Childhood Obesity and American Agriculture
22 Mar, 2010
Children’s health is a major concern today, as can be illustrated by just a few statistics: One in three children in the US is overweight. According to the Centers for Disease Control and Prevention, over the past three decades the childhood obesity rate has more than doubled for preschool children aged 2–5 years and adolescents aged 12–19 years, and it has more than tripled for children aged 6–11 years. This is the first generation ever of children who have projected life spans shorter than those of their parents.
Obese children and adolescents are more likely than non-obese children to have risk factors associated with cardiovascular disease (high blood pressure, high cholesterol and type 2 diabetes); and according to the American Diabetes Association, 23.6 million American children have diabetes.Health Affairs journal recently published a very interesting article entitled The Role of Agriculture Policy in Reducing Childhood Obesity by Dr. David Wallinga, Director of the Food and Health Program at the Institute for Agriculture and Trade Policy. Dr. Wallinga sat down with Organic Connections to discuss the very real role that today’s agricultural policies play in the current childhood obesity epidemic.
“Farm policy for a long time has been focused not on health concerns but rather on just overproducing certain crops,” Dr. Wallinga said. “Especially in the last 35 years or so, what we’ve focused on as a country is producing great amounts of just a few crops that generate a lot of calories—namely corn and soybeans and a few other commodity crops. What we argue, and can find quite a bit of evidence for, is that this superabundance of calories is helping to create an obesegenic [obesity-causing] food environment for kids; in other words, a food environment that encourages an overconsumption of calories particularly from food ingredients that we know to be unhealthy and which happen to be derived from these same commodity crops that farm policy most encourages.”

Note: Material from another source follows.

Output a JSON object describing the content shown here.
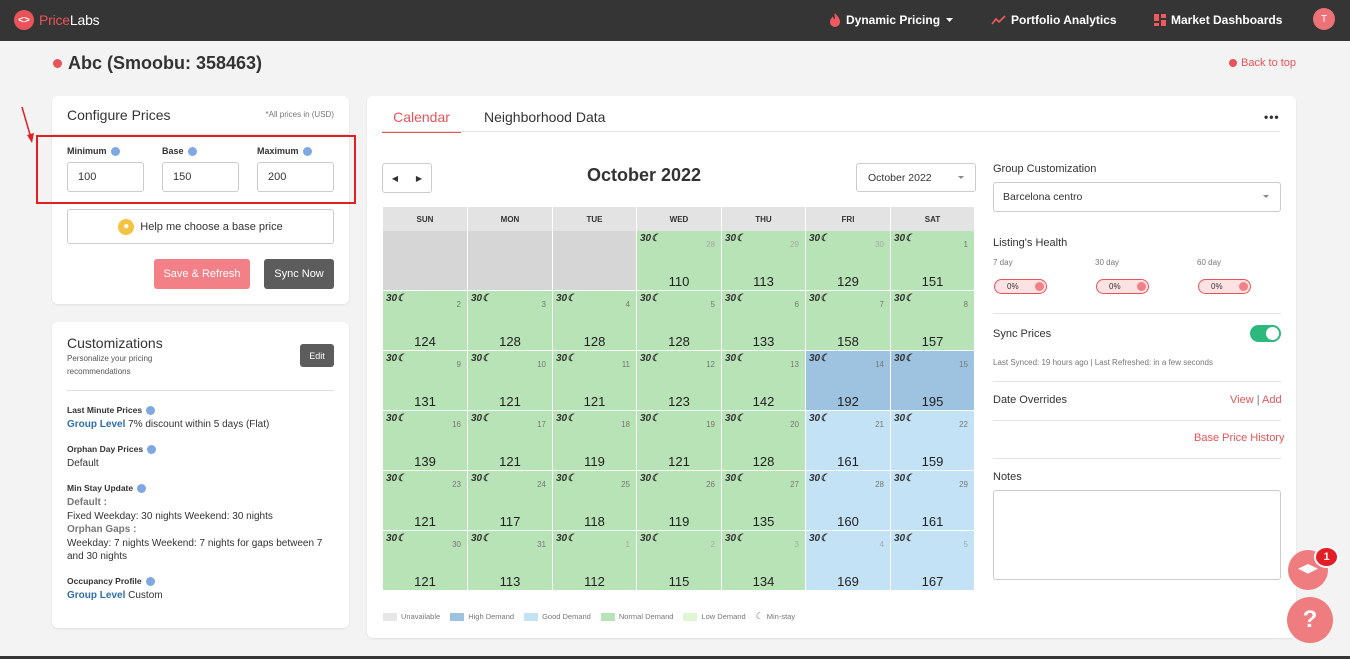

How did this harmful scenario come about? “I think the stated original rationale was that by overproducing these particular crops, American farmers would seize the global markets by being the low-cost producers of those crops,” Dr. Wallinga explained. “The sad fact is that none of this panned out. Instead, the flooding of the global market with these crops drove prices down for US farmers, and then in the ’80s and ’90s those farmers started going out of business. They were really quite desperate, so by the time the 1996 farm bill rolled around, farmers were clamoring to stay in business and asking for help from the federal government to do so. There were then some temporary payments to these same corn and soybean farmers—but by 2002 the payments had become permanent. That is how we ended up with these subsidy payments today; they came 15 or 20 years after the policies began to promote overproduction of these few crops.”
Dr. Wallinga went on to explain that the government also did away with policies that were effective in limiting overproduction of these crops and thereby ensured that prices were fair to the farmer and kept market costs stable for the consumer. These policies were replaced by new ones that didn’t work well for the farmer or consumer but were highly beneficial to meat-producing companies utilizing corn and soybeans as feed. They also worked well for companies such as soft-drink manufacturers that used low-cost corn sweeteners.
Turning It Around
Dr. Wallinga sees several needed measures. The first of these would be the inclusion of health professionals at a legislative level.
“We think that we can’t afford any longer to exclude health professionals from the making of food policy,” said Dr. Wallinga, “which is basically what’s happened in the past. At the least it’s been very limited; there has been some input in terms of the nutrition programs in the farm bill, but there haven’t been any health experts, obesity experts, public health experts or researchers talking about commodity crop policies. We can’t afford to do that anymore. We’re simply at too big of a crisis point, where the policies we have aren’t benefiting Americans but are actually hurting healthcare by helping to drive this huge epidemic of obesity and all the expensive diseases that come from it.
“The other thing is that farmers need to be actively engaged as part of this conversation about how to produce healthy food, in a way that keeps farmers on the land, because right now they’re disappearing. And the farmers that are disappearing are exactly the ones that would be best suited for increasing things like fruits and vegetables; they’re small- or medium-scale farmers who still have control over their own operations. They’re farmers who are open to new ideas and growing new things.”
In the end, what has to change is that healthy foods need production encouragement, from the top down. “We could have policies that support farmers in producing healthy foods, but we’ve done just the opposite,” Dr. Wallinga pointed out. “We’ve got policies that discourage farmers from producing healthy foods.
“The work that we’ve been doing, and the conferences we’ve been co-hosting, is all about finding a win-win where we create an agriculture that produces not only food that people need to eat but food grown in ways that nourish long-term health both of the population and of the environment and is also sustainable.”